Noah Preminger: Taking It Outlaw
Saxophonist Noah Preminger and the art of originality
“I met Greg Osby,” recounts Noah Preminger, “and he told me, ‘I can’t figure out who you sound like.’ That’s maybe the nicest thing anyone’s ever said to me.” The anecdote is telling. Osby witnessed firsthand the Young Lion era—that ’80s moment when so many high-profile young players mined jazz history to the point of mimicry. Tenor saxophonist Preminger is clearly focused on being himself.
The 24-year-old’s pedigree is similar to that of many notable jazz musicians his age. He attended a big-time jazz college, New England Conservatory, and before that, a big-time jazz high school. Given such a background, and the reputation jazz schools have—deserved or not—for turning out technically proficient automatons, it might seem remarkable that Preminger has developed such an individual conception. But then you meet him, and hear him talk about his passion for boxing—he recently took up the sport—or his tongue-in-cheek fantasy about being a sniper-assassin for the CIA. Asked what he might’ve been had he not become a jazz musician, he says, “A ski bum, maybe,” which isn’t hard to imagine, given his casual good looks and confident, friendly manner. Preminger is clearly disinclined to do what’s expected of him. When he says, “I’m not a school person,” it seems totally in character.
He’s no slacker, however, and he didn’t become the precise, lyrical player he is by accident. Preminger possesses great technique that he employs judiciously in a number of formats, from standards to the avant-garde. As his sometime drummer Ted Poor says, Preminger plays “with a lot of intensity, but that intensity comes from restraint and use of space.”
Pianist Frank Kimbrough played on both of Preminger’s albums: His debut, Dry Bridge Road, on the Nowt label, and his current release, Before the Rain, for Palmetto. Kimbrough admires Preminger’s ability to balance plan and happenstance. “He thinks pragmatically—always prepared, but not too much,” he says. According to Preminger’s bassist John Hébert, age and experience aren’t the issues. “He has an old soul,” says Hébert, “and playing with soul is what it is all about. He has that.”
Asked about his personal history, Preminger says drily, “I don’t really have a story … as in, I wasn’t found living amongst the wolves.” But there should be at the very least a prosaic accounting, and it goes something like this: Noah Preminger spent his childhood in Canton, Conn. Neither parent was a musician—his father owns a landscaping business, his mother is a social worker—but both were inordinately hip to jazz. His love and talent for the music were apparent early on, and by age 12 he was studying with Dave Liebman. His supportive folks eventually moved the family to West Hartford, Conn., so Noah could attend Hall High School, well-known for its top-flight jazz program led by saxophonist John Mastroianni. (Notable alumni include pianist Brad Mehldau, percussionist Richie Barshay and saxophonist Joel Frahm.)

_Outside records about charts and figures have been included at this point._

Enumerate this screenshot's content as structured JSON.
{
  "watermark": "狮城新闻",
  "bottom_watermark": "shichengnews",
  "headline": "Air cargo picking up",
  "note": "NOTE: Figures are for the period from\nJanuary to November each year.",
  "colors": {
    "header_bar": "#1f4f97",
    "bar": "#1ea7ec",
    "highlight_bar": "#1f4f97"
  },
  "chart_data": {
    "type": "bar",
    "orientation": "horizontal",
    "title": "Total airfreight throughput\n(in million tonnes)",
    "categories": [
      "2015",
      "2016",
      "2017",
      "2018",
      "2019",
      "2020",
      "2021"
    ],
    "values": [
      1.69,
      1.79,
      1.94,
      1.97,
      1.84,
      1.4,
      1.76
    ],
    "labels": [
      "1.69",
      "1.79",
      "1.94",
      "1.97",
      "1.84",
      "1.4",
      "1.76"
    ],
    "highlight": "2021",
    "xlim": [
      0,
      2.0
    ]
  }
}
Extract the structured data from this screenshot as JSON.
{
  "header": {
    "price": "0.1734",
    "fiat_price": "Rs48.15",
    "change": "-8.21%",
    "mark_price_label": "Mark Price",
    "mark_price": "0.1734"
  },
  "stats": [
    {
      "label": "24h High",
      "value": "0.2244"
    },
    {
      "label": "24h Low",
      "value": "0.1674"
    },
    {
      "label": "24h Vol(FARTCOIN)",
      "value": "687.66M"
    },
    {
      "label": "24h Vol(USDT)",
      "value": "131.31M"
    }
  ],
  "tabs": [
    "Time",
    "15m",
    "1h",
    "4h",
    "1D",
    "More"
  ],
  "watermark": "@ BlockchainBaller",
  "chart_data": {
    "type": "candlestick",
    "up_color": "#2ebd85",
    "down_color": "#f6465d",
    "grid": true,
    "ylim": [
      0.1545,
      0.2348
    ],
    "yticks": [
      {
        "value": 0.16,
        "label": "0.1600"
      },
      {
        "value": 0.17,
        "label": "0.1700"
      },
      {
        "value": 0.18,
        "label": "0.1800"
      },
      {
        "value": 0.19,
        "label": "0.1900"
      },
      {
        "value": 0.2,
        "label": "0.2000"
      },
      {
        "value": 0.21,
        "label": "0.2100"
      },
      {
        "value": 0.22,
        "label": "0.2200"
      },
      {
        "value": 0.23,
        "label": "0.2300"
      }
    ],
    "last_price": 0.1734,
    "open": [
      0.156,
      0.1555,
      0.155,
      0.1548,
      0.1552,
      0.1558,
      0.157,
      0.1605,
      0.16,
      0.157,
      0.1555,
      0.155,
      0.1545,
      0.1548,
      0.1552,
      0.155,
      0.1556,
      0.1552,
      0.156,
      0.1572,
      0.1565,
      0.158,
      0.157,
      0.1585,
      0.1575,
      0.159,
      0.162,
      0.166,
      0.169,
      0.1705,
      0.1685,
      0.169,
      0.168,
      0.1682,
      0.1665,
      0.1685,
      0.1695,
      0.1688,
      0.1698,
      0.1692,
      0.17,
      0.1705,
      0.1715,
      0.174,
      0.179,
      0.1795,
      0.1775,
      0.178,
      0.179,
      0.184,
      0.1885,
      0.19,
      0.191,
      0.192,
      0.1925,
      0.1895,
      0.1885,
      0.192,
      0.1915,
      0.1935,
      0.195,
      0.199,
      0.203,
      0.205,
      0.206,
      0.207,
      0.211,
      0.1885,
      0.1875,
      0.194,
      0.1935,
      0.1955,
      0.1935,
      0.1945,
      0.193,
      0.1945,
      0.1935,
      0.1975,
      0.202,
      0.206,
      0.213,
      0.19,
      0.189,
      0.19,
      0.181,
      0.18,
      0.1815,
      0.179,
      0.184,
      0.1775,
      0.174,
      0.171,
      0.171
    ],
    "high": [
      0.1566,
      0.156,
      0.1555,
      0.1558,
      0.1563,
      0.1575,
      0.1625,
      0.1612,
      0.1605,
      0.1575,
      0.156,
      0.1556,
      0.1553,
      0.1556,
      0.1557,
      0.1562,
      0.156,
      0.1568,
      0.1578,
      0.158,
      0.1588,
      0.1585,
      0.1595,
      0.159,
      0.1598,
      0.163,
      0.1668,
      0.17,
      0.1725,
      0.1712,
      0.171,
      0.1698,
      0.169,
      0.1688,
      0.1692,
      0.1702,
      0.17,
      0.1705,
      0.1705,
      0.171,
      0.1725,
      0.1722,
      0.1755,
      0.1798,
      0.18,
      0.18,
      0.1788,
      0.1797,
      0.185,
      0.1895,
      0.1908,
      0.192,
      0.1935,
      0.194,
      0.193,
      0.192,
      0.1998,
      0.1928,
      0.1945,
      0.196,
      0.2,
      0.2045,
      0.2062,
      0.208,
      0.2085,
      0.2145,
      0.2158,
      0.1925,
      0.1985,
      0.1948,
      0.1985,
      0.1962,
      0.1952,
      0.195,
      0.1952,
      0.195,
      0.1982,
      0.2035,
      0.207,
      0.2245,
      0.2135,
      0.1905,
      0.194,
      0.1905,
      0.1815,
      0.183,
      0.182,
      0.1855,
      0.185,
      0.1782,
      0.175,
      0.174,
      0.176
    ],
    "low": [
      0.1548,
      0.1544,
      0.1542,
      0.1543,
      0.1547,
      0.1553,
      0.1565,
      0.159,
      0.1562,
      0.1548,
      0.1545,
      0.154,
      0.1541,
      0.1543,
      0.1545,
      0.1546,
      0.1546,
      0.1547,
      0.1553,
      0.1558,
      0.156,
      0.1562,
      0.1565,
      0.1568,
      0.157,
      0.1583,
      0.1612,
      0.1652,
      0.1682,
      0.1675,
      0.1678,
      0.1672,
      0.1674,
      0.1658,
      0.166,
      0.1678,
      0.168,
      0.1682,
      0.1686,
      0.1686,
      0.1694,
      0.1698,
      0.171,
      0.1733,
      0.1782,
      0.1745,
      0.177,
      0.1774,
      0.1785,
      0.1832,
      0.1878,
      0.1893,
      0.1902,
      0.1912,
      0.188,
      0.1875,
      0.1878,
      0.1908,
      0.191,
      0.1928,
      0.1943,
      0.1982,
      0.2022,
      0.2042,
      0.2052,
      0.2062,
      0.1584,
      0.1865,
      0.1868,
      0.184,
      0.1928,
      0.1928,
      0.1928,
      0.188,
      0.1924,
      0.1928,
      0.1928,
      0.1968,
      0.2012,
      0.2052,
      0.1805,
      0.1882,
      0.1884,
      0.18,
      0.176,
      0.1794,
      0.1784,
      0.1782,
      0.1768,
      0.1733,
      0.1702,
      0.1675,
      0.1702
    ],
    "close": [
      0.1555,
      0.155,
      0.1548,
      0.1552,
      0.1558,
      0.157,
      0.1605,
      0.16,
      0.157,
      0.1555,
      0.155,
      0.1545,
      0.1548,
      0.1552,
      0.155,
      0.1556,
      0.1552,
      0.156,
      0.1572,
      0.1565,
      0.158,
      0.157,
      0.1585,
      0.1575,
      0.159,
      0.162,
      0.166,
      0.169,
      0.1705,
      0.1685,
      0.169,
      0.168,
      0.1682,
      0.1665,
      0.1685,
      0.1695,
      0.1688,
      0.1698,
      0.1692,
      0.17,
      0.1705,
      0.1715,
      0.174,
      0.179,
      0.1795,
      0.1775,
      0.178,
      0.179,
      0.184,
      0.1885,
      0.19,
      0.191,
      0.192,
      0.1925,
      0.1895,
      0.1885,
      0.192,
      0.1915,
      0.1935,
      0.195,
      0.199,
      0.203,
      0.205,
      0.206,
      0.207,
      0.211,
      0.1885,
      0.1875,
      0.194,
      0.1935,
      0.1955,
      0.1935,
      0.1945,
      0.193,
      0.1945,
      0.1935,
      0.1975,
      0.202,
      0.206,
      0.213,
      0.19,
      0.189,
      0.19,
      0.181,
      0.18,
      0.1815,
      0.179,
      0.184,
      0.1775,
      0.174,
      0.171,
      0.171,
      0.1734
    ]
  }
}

After high school, Preminger attended NEC. One of his teachers was the trumpeter John McNeil, who took Preminger under his wing. After Preminger moved to New York, the resident Brooklynite helped him break onto the scene and urged him to record. Dry Bridge Road—produced by McNeil—was a critical success, winning the Best Debut category in the 2008 Village Voice Jazz Critics’ Poll. Preminger has since become a presence on the NYC jazz circuit, most often leading his own band, which has included, at various times, Kimbrough, Hébert, guitarist Ben Monder and, on drums, either Poor or Matt Wilson.
Before the Rain is essentially an all-ballads album, but it’s also more than that. The repertoire and approaches are subtly varied, the constant being a near-obsessive respect for melody. It includes standards—“Where or When,” “Until the Real Thing Comes Along”—rubato free play (including a cover of Ornette Coleman’s “Toy Dance”) and ambiguous, Latin-flavored groove, played in a deceptively quiet, contemplative manner.
The sidemen (Kimbrough, Hébert and Wilson) are simpatico; Kimbrough is especially well-chosen, his innate melodicism well-matched to Preminger’s oft-times deliberate, spacious style. Preminger takes established forms and concepts and uses them in unusual ways, resulting in unique and—perhaps surprisingly, given the music’s intellectual heft—accessible statements. Without compromising, Preminger could attract an audience wider than the small circle of jazz aficionados.
He only has to be himself. As Kimbrough explains it, “I’ve always been attracted to outlaws, those who have the conviction to do what they need to do, and not care what anyone thinks. Noah has just enough of an outlaw streak in him to keep things interesting.”
“I can’t imagine sounding like anyone else,” Preminger adds. “If you can’t be original, what’s the point?”